The demonstrators then walked to the offices of the main ruling conservative party, Law and Justice, and to the house of the party leader and deputy prime minister, Jaroslaw Kaczynski, who is the driving force behind the government’s policies. Police cordoned the house off from the noisy protesters who were calling for the government to step down. Officers briefly tussled with some people, took their banners and sprayed pepper gas to disperse the crowd.
The ruling party will soon propose new legislation to better support women and their children that will be born as a result of the court’s ruling, the party’s spokeswoman said.
The court’s decision came in response to a motion from right-wing lawmakers who argued that terminating a pregnancy due to fetal defects — the most common reason cited for legal abortions in Poland — violates a constitutional provision that calls for protecting the life of every individual.

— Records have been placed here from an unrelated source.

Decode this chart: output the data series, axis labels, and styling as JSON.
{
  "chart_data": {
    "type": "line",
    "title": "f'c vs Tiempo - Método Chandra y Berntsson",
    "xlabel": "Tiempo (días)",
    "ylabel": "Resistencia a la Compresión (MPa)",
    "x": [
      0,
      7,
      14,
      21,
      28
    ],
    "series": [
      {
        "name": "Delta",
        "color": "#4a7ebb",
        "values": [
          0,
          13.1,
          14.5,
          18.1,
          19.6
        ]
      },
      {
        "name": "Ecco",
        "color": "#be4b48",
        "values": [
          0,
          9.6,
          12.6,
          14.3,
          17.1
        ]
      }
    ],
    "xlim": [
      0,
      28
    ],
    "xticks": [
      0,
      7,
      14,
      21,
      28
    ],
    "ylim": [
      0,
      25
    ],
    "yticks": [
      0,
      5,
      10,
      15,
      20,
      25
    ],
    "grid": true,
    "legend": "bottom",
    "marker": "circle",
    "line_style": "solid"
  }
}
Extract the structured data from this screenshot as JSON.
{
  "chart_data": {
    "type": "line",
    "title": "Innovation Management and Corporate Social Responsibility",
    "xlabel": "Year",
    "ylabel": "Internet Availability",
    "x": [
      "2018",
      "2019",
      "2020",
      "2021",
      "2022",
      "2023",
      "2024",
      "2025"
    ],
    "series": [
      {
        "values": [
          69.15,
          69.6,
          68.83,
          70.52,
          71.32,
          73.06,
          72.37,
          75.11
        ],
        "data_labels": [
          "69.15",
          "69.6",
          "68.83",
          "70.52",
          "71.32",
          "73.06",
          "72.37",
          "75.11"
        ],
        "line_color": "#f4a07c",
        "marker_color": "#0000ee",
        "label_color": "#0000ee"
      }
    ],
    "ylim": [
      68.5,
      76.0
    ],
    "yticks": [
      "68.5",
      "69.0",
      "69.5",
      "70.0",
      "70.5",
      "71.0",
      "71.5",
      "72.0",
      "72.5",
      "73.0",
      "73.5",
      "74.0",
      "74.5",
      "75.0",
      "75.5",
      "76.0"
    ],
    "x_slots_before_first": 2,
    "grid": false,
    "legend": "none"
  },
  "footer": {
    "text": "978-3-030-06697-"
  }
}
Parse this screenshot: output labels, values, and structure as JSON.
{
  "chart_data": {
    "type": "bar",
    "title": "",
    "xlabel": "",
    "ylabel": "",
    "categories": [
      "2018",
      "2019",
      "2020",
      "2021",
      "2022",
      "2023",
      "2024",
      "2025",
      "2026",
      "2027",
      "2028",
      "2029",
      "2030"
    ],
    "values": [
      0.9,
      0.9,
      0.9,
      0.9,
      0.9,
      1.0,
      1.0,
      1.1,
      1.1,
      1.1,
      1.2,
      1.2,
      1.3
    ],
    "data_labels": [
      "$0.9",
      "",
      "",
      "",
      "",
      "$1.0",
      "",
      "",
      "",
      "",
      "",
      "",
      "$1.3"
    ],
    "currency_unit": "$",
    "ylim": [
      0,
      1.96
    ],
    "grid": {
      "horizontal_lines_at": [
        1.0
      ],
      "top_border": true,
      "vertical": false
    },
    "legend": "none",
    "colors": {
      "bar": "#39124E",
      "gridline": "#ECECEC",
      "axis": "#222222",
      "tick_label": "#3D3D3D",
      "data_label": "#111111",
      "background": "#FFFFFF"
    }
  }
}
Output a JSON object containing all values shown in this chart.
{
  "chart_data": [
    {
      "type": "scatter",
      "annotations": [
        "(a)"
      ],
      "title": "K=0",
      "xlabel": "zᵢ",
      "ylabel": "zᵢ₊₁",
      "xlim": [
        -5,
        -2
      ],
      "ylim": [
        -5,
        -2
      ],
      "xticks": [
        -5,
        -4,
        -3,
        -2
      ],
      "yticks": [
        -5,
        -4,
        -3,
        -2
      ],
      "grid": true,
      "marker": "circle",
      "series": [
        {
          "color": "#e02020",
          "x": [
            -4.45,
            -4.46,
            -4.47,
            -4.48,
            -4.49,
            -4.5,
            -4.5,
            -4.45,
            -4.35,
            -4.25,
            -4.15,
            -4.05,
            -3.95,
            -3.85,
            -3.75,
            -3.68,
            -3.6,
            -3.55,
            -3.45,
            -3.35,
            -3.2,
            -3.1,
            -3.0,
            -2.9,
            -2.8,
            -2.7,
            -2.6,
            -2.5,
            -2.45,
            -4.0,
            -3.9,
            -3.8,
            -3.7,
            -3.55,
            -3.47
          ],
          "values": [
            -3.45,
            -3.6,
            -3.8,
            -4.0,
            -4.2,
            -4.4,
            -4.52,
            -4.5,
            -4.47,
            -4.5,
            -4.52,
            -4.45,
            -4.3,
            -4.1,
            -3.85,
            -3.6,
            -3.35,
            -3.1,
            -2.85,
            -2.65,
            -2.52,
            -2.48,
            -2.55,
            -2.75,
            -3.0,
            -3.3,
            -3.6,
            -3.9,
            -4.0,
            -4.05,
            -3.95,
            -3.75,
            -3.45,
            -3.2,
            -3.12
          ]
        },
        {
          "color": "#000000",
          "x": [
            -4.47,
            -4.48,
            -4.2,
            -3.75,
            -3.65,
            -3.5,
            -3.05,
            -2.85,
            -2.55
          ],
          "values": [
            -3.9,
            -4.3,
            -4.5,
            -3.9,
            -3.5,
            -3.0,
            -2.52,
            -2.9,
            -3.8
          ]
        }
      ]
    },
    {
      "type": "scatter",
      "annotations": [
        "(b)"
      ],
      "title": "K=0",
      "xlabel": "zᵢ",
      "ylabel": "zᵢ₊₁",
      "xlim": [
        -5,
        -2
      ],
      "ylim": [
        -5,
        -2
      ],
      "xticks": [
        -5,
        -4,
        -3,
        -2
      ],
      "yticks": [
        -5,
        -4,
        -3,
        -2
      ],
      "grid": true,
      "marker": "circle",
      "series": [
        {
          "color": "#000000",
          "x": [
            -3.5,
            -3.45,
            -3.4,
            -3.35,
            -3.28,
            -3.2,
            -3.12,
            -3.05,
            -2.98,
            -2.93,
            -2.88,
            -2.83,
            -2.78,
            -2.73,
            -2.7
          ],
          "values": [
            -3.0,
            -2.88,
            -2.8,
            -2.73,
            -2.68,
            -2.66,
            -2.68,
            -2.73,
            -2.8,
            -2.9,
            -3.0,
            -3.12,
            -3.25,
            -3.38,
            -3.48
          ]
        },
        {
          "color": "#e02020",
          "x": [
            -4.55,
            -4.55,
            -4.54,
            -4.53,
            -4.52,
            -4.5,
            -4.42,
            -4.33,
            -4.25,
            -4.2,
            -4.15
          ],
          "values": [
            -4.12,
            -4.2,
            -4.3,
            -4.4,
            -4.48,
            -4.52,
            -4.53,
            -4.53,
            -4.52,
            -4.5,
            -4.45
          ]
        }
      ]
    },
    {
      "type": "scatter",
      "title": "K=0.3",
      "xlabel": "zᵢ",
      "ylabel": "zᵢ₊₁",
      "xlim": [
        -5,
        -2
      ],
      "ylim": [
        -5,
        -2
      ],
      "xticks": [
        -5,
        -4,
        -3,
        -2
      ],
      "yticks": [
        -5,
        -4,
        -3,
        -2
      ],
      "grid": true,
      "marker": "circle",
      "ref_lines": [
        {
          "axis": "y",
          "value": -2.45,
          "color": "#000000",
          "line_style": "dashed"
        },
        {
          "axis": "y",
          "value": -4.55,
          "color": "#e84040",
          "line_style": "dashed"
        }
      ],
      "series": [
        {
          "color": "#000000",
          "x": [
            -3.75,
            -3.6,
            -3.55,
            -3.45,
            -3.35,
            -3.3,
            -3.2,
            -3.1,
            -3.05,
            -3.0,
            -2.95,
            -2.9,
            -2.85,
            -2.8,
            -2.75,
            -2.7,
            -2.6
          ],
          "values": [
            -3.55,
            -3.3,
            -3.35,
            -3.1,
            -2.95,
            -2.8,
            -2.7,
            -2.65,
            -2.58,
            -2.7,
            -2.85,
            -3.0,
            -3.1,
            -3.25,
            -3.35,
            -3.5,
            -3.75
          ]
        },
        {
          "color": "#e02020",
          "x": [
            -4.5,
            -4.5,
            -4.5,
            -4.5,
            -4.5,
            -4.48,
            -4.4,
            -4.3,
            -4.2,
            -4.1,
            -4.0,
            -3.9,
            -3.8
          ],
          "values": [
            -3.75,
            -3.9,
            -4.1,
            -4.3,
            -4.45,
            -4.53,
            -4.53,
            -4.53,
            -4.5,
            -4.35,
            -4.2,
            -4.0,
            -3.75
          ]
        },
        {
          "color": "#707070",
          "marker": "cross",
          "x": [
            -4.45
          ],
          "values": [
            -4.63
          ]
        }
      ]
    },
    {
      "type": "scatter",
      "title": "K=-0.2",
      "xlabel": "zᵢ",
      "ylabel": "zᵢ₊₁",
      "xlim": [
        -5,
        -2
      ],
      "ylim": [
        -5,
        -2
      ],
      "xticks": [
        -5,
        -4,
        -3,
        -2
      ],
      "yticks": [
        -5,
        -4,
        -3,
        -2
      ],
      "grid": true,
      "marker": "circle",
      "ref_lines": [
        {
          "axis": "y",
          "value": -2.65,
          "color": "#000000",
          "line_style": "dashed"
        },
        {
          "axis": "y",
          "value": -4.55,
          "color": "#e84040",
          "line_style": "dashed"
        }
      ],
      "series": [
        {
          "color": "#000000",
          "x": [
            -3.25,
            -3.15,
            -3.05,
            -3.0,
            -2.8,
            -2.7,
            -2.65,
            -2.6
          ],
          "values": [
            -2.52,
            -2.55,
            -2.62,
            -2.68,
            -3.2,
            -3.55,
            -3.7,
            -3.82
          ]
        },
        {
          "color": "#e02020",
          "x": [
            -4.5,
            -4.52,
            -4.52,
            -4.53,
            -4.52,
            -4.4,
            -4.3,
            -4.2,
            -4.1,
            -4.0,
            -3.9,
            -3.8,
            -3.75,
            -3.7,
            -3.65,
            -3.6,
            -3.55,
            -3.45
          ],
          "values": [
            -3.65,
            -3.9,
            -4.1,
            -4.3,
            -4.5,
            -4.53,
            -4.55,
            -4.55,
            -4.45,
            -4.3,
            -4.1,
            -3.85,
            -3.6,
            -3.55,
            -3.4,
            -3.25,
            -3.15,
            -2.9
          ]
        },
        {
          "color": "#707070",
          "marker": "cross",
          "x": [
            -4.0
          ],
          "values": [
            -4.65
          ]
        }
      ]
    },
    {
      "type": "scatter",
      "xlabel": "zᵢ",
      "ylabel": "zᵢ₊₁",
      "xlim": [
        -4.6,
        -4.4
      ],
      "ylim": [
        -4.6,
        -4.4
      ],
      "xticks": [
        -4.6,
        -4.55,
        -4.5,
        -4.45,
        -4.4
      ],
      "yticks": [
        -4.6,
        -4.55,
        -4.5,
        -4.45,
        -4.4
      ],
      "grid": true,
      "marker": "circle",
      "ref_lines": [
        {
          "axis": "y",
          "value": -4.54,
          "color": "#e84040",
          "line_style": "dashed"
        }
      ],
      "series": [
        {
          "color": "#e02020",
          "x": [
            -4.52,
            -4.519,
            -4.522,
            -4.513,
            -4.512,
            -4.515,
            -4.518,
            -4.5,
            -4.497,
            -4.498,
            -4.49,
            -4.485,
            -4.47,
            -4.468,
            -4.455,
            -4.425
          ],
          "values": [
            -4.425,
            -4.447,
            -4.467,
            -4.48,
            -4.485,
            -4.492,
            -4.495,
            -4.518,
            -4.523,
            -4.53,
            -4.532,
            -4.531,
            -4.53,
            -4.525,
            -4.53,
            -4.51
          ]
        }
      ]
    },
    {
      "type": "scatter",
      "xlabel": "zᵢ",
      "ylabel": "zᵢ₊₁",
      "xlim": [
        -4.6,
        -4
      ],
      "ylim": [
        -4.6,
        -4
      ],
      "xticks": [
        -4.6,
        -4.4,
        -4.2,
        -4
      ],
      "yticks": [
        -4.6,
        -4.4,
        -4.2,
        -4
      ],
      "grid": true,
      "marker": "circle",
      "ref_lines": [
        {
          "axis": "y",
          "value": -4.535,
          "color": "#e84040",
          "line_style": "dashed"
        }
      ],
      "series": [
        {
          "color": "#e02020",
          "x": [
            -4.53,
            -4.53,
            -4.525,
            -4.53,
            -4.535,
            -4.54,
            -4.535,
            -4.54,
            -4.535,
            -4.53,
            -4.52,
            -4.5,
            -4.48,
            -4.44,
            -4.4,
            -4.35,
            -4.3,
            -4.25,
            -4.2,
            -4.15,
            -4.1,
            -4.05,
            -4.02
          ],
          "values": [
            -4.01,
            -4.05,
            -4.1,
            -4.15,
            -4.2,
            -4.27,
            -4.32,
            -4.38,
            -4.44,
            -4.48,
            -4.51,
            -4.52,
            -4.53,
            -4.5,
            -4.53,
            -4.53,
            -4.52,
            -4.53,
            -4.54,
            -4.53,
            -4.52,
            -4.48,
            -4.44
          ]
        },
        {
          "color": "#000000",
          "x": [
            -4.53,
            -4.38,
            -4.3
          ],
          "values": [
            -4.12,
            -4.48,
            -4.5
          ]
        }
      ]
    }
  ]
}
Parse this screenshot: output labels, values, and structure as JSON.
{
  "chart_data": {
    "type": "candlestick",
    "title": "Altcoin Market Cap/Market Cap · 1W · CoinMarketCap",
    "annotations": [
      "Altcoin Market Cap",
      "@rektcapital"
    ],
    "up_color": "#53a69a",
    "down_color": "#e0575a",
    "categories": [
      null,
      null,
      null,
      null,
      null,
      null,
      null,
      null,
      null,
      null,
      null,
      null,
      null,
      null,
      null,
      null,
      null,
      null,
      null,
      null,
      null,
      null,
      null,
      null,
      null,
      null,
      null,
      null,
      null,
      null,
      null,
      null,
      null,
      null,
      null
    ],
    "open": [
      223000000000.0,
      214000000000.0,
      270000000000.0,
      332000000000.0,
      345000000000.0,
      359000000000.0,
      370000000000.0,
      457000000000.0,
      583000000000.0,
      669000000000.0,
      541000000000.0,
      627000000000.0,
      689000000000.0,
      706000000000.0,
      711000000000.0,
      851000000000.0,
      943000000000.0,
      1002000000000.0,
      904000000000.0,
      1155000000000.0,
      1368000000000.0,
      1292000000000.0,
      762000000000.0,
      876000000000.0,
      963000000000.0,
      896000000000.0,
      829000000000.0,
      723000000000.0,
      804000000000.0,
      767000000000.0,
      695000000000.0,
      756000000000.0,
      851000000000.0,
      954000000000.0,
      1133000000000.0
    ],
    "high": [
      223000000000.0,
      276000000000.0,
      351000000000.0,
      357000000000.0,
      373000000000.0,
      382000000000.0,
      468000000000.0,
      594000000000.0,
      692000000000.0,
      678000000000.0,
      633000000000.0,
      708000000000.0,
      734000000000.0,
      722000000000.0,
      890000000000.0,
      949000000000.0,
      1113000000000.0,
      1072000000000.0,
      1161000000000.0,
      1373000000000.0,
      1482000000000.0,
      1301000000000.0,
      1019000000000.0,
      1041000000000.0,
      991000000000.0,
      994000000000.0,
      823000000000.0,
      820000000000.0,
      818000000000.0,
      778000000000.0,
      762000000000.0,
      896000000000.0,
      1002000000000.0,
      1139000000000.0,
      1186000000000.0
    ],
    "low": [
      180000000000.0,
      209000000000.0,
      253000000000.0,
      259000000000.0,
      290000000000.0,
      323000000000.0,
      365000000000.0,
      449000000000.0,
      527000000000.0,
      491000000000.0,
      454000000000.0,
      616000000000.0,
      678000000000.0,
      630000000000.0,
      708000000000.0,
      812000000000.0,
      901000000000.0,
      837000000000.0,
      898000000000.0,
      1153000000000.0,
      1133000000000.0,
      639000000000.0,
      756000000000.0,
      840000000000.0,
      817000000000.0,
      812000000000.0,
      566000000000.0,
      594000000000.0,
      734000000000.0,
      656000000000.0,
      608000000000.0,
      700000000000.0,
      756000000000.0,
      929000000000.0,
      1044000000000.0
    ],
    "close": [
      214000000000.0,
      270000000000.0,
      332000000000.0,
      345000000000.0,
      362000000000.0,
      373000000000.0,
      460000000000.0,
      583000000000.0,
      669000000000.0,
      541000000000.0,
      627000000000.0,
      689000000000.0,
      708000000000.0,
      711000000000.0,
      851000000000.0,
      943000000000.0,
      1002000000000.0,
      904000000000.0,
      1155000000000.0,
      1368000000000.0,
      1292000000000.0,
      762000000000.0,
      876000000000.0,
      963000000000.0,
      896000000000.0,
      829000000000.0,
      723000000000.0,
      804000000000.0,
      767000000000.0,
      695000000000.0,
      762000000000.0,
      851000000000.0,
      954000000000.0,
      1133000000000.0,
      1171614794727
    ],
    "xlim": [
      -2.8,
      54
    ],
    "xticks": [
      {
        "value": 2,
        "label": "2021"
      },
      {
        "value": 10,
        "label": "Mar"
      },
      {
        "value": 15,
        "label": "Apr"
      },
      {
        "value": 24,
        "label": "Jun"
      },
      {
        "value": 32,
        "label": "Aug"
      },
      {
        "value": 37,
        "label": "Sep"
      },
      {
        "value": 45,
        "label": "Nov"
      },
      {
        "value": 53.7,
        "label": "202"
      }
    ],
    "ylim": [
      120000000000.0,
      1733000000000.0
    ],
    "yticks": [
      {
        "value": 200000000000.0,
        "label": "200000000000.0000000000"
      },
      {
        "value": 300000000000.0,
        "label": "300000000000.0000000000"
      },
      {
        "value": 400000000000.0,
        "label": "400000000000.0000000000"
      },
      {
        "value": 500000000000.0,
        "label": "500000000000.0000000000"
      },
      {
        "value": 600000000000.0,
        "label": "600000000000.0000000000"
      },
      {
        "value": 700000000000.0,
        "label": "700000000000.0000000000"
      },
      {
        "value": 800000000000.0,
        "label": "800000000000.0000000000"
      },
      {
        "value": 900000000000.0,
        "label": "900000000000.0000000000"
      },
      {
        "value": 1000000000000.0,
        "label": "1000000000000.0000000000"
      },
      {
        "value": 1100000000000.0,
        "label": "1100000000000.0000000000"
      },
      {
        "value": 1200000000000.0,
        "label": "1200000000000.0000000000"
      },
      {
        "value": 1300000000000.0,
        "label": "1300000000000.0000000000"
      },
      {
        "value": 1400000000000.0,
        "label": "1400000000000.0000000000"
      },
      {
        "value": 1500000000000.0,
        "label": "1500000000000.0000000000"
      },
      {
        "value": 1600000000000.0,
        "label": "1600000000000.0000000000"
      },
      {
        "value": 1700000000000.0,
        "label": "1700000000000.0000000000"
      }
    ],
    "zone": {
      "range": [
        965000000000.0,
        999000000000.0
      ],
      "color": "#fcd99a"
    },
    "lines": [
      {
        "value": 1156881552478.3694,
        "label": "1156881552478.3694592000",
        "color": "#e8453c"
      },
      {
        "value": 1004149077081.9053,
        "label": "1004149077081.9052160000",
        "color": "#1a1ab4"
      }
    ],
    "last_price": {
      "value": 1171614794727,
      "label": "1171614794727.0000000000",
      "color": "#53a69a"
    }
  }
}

The court argued that terminating pregnancy due to defects of the fetus amounted to eugenics — a 19th century notion of genetic selection that was later applied by the Nazis in their pseudo-scientific experiments.
It agreed with the plaintiffs that it was a form of banned discrimination when the decision about an unborn child’s life was conditioned on its health.
The challenged law was introduced by Poland’s young post-communist democracy in 1993 as a hard-won compromise between the influential Catholic Church and the state authorities. It allows abortions when a pregnancy endangers a woman’s health or life, or results from rape or other illegal act, and also in case of congenital defects. Only the last provision was challenged.